Jian Yu pressed both hands to the entry wound. The old man covered his hands with one of his own. Not to help. Just to hold them there.

The courtyard around them had gone quiet. The sound of footsteps leaving — multiple sets, unhurried, retreating toward the forest road. Wei Han among them. He heard it. He did not look up.

"You found the vault," Master Feng said. His eyes had moved to the rusted sword on the ground where Jian Yu had dropped it.

"I found the vault."

"Good." A pause in which his breathing did something that Jian Yu catalogued and put immediately aside because cataloguing it did not help anything right now. "I put it there. Thirty years ago. Thought it would call to someone eventually."

"Master. Stay with me."

"I am with you." Still steady. Still at his own pace. "I need you to listen."

"I'm listening."

"The sword chose you because of what you are. Not what you can do. Not your cultivation rank or your sword forms or your scores in the elder assessments." A breath, slower than the last. "What you are. Remember the difference when it shows you things you don't understand yet."

Jian Yu kept pressure on the wound. His hands were warm. He focused on that.

"The crack in your dantian." Master Feng's voice was quieter now but still even. "I know what it feels like. I know what you think it means. It doesn't mean what you think. A cracked vessel holds more than a whole one. It just has to learn a different shape." His hand tightened briefly over Jian Yu's. "You'll find the shape. You always find things eventually. You just count until you do."

"Master — "

"Three words," the old man said. "I raised you for twelve years and I distilled it down to three words. I think that's efficient, actually. I've always been efficient."

Jian Yu said nothing. He kept his hands where they were.

"Don't waste it," Master Feng said. Simply. The way he said everything — at his own pace, with his own weight, indifferent to whether the world thought the moment required more. "That's all. Don't waste it."

He did not say anything after that.

---

Jian Yu sat with him until the stars came out.

He counted them as they appeared, one by one, the way he counted everything. When the seventh star appeared he stopped. He stayed stopped for a long time.
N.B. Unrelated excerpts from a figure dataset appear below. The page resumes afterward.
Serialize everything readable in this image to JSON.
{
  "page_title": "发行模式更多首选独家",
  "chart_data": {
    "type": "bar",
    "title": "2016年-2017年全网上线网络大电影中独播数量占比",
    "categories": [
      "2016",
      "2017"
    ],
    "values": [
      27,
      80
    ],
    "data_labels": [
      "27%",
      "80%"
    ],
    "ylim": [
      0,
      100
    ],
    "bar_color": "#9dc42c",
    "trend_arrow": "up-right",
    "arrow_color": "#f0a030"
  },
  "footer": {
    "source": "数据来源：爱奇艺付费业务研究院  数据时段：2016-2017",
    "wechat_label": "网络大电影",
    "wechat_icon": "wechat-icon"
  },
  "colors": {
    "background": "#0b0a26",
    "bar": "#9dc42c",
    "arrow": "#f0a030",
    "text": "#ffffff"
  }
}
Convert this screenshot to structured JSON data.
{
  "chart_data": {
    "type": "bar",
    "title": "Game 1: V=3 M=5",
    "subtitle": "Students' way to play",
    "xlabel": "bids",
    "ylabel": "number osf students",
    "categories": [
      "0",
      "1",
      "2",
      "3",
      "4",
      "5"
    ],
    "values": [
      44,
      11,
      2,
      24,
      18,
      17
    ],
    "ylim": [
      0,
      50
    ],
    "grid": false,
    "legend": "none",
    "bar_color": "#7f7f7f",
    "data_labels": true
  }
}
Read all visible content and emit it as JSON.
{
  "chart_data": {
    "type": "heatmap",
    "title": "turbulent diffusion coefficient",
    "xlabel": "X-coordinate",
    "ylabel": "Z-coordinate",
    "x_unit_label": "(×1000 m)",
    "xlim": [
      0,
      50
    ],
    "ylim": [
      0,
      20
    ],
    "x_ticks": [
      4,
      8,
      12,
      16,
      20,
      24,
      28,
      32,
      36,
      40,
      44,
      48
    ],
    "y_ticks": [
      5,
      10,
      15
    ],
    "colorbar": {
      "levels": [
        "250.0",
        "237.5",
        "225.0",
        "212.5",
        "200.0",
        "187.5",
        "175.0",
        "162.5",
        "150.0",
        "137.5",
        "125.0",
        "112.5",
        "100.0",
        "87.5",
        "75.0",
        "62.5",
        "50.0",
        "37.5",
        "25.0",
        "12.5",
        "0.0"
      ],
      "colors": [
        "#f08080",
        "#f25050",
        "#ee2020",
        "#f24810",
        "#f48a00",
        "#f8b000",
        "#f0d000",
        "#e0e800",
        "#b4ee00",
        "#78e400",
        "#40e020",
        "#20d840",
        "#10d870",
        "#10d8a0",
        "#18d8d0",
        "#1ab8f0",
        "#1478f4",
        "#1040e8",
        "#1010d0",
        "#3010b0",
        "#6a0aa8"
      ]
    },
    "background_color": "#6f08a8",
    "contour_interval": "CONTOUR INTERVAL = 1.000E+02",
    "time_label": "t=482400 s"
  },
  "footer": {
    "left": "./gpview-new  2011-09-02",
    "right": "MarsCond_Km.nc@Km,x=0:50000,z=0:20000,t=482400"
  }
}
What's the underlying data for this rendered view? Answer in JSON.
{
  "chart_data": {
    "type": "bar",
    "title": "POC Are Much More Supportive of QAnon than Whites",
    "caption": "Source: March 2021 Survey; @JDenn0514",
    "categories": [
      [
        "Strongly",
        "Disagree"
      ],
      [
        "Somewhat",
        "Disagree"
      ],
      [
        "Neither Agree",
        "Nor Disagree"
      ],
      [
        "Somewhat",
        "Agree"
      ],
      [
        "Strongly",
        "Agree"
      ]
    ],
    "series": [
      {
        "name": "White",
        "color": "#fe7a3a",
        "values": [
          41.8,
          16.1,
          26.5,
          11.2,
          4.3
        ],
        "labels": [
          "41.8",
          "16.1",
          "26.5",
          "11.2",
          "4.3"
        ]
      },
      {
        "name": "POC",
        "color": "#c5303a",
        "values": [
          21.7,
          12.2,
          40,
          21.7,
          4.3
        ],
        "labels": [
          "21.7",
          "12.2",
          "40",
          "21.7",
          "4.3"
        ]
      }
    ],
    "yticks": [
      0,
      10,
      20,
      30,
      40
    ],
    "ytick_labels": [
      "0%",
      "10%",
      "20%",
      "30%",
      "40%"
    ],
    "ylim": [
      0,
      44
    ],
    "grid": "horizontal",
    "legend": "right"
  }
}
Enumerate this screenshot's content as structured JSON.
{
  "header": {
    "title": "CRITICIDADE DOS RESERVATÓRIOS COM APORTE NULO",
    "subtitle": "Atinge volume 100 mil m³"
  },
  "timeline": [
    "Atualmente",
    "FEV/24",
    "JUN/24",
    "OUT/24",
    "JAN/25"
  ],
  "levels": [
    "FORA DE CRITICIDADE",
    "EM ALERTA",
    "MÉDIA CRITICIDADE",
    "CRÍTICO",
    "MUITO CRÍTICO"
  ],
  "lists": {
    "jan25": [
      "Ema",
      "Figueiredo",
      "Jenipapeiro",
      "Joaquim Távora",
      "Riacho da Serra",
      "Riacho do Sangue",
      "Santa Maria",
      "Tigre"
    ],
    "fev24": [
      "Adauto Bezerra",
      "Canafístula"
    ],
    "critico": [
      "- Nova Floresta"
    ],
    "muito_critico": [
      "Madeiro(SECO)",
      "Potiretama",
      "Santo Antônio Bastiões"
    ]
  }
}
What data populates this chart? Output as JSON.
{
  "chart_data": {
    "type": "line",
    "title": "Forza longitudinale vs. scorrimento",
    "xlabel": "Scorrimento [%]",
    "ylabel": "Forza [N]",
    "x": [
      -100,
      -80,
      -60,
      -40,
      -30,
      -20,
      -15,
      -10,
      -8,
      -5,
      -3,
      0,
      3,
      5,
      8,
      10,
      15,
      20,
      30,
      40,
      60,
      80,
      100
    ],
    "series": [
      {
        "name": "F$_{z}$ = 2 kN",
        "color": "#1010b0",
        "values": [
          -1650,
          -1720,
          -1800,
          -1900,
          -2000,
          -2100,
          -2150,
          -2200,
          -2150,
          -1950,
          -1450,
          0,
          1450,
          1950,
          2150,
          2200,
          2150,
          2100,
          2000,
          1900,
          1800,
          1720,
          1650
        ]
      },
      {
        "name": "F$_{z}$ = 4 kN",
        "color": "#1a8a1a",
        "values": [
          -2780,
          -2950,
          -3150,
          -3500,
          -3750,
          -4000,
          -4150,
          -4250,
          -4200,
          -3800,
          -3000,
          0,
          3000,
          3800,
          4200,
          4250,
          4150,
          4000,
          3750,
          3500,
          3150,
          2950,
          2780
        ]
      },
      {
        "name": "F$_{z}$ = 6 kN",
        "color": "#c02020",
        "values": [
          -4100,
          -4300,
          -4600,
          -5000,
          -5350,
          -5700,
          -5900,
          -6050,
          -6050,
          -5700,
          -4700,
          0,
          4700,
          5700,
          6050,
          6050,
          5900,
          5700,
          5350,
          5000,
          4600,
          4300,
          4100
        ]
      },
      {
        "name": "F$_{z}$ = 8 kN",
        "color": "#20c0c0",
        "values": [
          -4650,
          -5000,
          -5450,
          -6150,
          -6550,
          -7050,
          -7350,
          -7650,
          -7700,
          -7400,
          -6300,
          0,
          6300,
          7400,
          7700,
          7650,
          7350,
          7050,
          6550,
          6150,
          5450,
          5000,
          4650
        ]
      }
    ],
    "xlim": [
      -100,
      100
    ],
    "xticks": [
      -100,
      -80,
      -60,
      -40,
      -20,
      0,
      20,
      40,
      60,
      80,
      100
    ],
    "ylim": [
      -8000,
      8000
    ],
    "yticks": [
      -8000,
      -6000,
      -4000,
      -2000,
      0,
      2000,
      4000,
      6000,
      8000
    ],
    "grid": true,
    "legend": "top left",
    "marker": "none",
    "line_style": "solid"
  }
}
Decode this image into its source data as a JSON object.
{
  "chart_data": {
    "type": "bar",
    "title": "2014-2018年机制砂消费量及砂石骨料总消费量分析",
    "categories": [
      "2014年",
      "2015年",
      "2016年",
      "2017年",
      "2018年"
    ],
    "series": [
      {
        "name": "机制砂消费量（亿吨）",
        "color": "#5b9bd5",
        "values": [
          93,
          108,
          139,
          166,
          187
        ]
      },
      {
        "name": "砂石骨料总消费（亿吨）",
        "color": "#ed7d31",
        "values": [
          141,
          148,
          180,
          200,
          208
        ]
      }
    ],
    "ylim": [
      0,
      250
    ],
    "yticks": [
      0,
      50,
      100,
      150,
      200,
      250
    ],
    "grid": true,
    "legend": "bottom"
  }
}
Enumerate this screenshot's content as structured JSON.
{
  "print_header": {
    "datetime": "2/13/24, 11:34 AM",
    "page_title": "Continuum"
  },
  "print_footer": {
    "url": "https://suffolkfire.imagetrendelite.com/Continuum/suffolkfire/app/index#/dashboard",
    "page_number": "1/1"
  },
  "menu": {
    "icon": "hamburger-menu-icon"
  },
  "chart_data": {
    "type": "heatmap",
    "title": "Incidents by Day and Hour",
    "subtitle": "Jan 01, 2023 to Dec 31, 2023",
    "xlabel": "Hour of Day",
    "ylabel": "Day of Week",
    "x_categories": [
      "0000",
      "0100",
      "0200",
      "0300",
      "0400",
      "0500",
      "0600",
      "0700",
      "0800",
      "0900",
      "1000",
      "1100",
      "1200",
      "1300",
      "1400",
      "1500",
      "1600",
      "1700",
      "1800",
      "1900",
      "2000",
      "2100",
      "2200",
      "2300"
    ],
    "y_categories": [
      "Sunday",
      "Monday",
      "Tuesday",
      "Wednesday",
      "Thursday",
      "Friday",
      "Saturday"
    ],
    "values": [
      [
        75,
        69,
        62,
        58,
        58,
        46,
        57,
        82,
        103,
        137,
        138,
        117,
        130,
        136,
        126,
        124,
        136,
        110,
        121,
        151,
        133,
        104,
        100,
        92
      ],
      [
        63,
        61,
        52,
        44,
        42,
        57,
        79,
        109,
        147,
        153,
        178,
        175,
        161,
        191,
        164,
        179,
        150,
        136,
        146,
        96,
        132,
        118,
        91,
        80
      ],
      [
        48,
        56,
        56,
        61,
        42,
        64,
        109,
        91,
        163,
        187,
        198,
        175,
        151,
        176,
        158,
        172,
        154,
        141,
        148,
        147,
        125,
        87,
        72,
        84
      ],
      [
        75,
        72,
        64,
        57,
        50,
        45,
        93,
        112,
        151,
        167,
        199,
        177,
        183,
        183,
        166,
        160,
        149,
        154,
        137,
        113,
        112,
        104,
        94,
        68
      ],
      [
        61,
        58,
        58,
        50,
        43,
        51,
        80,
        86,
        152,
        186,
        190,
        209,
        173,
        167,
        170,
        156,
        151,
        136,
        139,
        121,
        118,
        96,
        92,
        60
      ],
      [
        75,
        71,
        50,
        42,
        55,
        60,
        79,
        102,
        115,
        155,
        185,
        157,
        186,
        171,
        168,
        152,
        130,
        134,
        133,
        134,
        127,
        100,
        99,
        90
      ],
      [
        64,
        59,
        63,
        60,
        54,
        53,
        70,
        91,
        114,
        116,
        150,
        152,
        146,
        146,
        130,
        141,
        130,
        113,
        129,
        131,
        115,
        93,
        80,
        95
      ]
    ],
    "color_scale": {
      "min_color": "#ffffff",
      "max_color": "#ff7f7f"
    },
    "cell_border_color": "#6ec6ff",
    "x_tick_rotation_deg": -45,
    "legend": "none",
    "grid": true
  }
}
After a while he picked up the rusted sword. The unnamed color on the blade had spread during the time he had been sitting — wider now, nearly a third of the blade, the same quality of light that returned what it received slightly changed, as if everything it reflected came back a little different than it went in.

He wrapped it in his belt cloth again. Stood up. His legs worked. He noted that with a kind of distant practicality that felt like the only part of his mind currently operational.

The courtyard was empty except for him.

He walked to the gate. Stood in the opening. The road south was dark and the forest beyond it was darker and somewhere in that dark, Wei Han was walking away from twelve years of being called brothers with tears on his face and a blade in his hand, and Jian Yu was standing at the gate of the only home he had ever known with a cracked dantian and a sword that didn't have a name yet and three words from a dead man.

Don't waste it.

He counted his breaths. One. Two. Three.

Got to three. Stopped.

Closed his eyes. Started again.

One. Two. Three. Four.

He did not go back inside. There was nothing inside that he was allowed to have anymore, and he understood, with the quiet practical part of his mind that was still running, that tomorrow morning there would be a notice on the gate and his name would be on it, and the notice would not say what had actually happened here tonight.

He sat down at the base of the gate post and waited for morning.

He counted the stars until he ran out of visible sky to count.

He did not sleep. That was all right. He had time.